In case of repeated evasion, the person will face criminal liability — specifically, up to one year imprisonment.

Critics have focused on this measure even before the passing of the changes, arguing that the government intended to use forced drug tests as a tool to pressure its opponents.

Guram Imnadze, the director of the Justice and Democracy Programme at the local civil rights group the Social Justice Centre, stated in March that the ruling party was likely planning to reinstate a mechanism that was previously used to mass-transfer individuals for drug testing — a process which put people ‘under threat of police blackmail, intimidation, and the risk of drugs being planted on them’.

Natia Mezvrishvili, a former Deputy Minister of Internal Affairs under Georgian Dream and currently one of the leaders of the opposition For Georgia party, echoed this sentiment.

Mezvrishvili emphasised that ‘drug dealers must be punished with the utmost severity’ without any compromise and the state should shift from a punitive policy against users to a prevention-focused approach. However, according to her, Georgian Dream has no real interest in the victims of drug use.

Mandatory treatment

Under the adopted amendments, the legislation now includes provisions on the mandatory treatment of individuals ‘diagnosed with drug addiction’.

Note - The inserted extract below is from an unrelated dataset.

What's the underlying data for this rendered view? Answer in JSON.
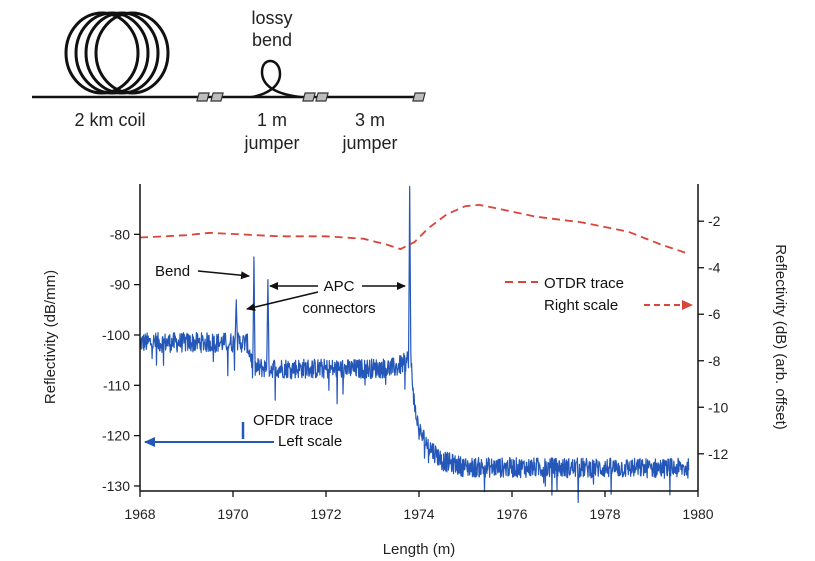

Anyone whom the state  deems to be ‘addicted to drugs’ and who is convicted of a drug-related crime under the Criminal Code may be subjected to mandatory treatment.

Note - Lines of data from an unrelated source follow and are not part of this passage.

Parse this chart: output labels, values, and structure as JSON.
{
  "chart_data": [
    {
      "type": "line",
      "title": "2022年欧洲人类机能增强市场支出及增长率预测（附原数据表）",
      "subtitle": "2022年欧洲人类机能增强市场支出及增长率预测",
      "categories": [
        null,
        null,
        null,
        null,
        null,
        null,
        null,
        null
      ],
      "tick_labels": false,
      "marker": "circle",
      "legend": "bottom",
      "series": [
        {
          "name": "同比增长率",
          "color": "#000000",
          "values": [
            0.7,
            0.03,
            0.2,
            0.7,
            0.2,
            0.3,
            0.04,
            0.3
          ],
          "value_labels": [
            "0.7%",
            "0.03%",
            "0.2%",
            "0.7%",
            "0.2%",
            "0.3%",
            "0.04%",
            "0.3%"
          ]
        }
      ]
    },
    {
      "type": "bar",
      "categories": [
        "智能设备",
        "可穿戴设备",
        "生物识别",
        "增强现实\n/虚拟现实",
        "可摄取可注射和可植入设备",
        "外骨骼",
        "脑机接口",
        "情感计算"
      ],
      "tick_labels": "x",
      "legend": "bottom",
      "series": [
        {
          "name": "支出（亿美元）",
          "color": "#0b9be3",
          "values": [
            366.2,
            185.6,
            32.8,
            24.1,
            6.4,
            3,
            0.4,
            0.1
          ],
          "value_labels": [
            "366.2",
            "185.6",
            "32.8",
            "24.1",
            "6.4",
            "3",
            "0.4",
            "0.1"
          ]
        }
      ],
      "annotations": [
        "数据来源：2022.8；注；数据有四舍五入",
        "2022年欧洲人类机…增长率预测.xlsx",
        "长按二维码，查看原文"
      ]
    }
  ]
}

According to the changes, treatment can be ordered for a period of up to two years, based on a medical assessment issued by a commission of specialists.

‘Mandatory treatment for a person diagnosed with drug addiction may be ordered either when the individual is fully exempted from serving their sentence or when their sentence is conditionally suspended. If the person is conditionally released before completing their sentence, the mandatory treatment may be continued’, the law read.

Georgian Dream named crime prevention and the person’s recovery as the goals of mandatory treatment. However, critics emphasised that such an approach will not help people who use drugs.

‘The authors of the reform view coercion as a solution when it comes to treatment — a stance that reflects outdated and harmful practices rooted in Soviet-era ideology. This approach contradicts human rights and modern medical ethics’, the Georgian Association of Addictologists (GAA) noted in its statement, adding that ‘according to scientific evidence, effective and sustainable treatment must be based on the patient's consent, trust, and motivation — not on control and repression’.

The association noted that treatment, rehabilitation, and evidence-based prevention services for drug and gambling addictions are underdeveloped and financially inaccessible in Georgia — making it impossible to effectively address drug-related problems.

Critics have repeatedly described Georgia’s drug policy as harsh and ineffective. In particular, they have stated that instead of addressing drug-related issues in a systematic way, including properly studying the black market and informing the public, as well as developing the proper rehabilitation practices, the current policy focuses only on punishing users.

The drug-related amendments are just one of many legislative changes announced or already adopted by Georgian Dream, which the party claims are necessary to fight the ‘influence of external forces’.

In February, Georgian Dream parliamentary leader Mamuka Mdinaradze announced the changes against ‘liberal drug policy’ during the same press briefing where he proposed a media law and a Georgian translation of the US Foreign Agents Registration Act (FARA). All the bills have already been passed.

In response to Mdinaradze, the GAA stated that ‘in reality, Georgia's drug policy has never been liberal’.

‘The drug policy of Georgia, with Soviet inertia, has traditionally been and remains punitive’, the association added.